Do they then have sufficient funds to engage Cirrus transition training? Perhaps not.
In one of my examples above, the broker reported that the new owner rejected transition training with the explanation “It’s just a single-engine low-wing airplane, so I can handle that.” Within a couple of months, he was dead.
Cirrus Aircraft manages a network of experienced Cirrus instructors who are committed to following standardized procedures.
Cirrus Training Centers (CTC): these instructors conform to the requirements of their Chief Instructor and are routinely audited by Cirrus regional training managers. There are 91 CTC centers in 11 countries.
Platinum Cirrus Standardized Instructor Pilots (Platinum CSIPs): these instructors are distinguished at a higher level of experience with lots of hours of Cirrus dual-given instruction, expertise with Cirrus avionics suites, engagement in promoting Cirrus and general aviation, and factory trained and audited. There are 80 Platinum CSIPs in 10 countries.
Cirrus Standardized Instructor Pilots (CSIPs): these instructors are factory trained who commit to using Cirrus training resources for their clients. There are approximately 350 CSIPs around the world.
But, for all of that capacity in the training network, are they fully booked? Do they have the capacity for the 500 new owners each year? And are they located in places convenient to the new owners?
Some people suggest that getting insurance for your new Cirrus should require transition training.
As Part 91 pilots, we have the freedom to choose many aspects of how we fly. One of them is choice of insurance underwriter.
We know a couple of underwriters do not require transition training per the Cirrus syllabus, just a checkout of a few hours.
We also know that some COPA members resist restrictions imposed on them by underwriters and hence seek out lower-cost premiums with fewer requirements on them.
We know that a few of these low-time-in-ownership fatal accidents were with those underwriters.
This column states what I know of the problem. Unfortunately, many things are not yet known, such as which of those barriers really exist with those new owners of used aircraft.
Consequently, we are working on a proposal to conduct a study with a sample of new owners by a professional service. We want to ask the question and learn why new owners avoid things that would keep them safe.
Look for the safety keynote talk at M15 migration in Nashville in September.
Hi Rick, Thanks for the comprehensive article.

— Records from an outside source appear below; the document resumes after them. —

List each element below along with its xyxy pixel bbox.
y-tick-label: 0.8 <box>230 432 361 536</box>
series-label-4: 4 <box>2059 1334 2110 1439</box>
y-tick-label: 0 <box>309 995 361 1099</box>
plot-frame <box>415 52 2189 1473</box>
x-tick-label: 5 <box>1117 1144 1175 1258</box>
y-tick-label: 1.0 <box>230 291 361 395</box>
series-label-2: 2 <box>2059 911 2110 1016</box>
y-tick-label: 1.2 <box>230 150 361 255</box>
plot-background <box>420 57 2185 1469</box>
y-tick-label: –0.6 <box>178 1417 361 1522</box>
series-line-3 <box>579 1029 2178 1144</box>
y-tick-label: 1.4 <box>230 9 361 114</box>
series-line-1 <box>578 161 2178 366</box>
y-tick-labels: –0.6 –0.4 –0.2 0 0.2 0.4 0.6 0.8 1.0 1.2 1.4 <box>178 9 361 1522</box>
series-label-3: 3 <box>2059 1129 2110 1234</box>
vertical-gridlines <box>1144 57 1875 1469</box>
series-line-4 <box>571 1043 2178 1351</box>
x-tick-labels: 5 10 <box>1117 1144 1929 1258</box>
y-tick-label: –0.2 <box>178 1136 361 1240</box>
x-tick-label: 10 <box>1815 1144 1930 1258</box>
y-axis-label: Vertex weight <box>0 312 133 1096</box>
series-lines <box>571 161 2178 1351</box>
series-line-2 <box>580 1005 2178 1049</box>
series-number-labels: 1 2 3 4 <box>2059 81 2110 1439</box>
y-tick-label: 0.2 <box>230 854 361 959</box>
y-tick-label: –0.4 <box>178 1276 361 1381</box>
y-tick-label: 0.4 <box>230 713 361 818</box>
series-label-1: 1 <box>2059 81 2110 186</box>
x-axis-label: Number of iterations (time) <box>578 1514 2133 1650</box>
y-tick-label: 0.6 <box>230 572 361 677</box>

I have just bought a 2017 G6 SR22 Australis Premium and look forward to 3x days of training with a Platinum CSIP in Australia. I have 300 hours of experience in a G1 SR22 but it had Avidyne avionics. The new plane has Perspective Plus avionics. My training is covered by the Cirrus Factory but I am a Doctor who has cancelled 3x days of clinics because I believe training is essential in becoming a better pilot. This should translate to being at a lower risk of some of the accidents you have highlighted. Keep up the good work in educating and informing current and future Cirrus pilots. It is valued.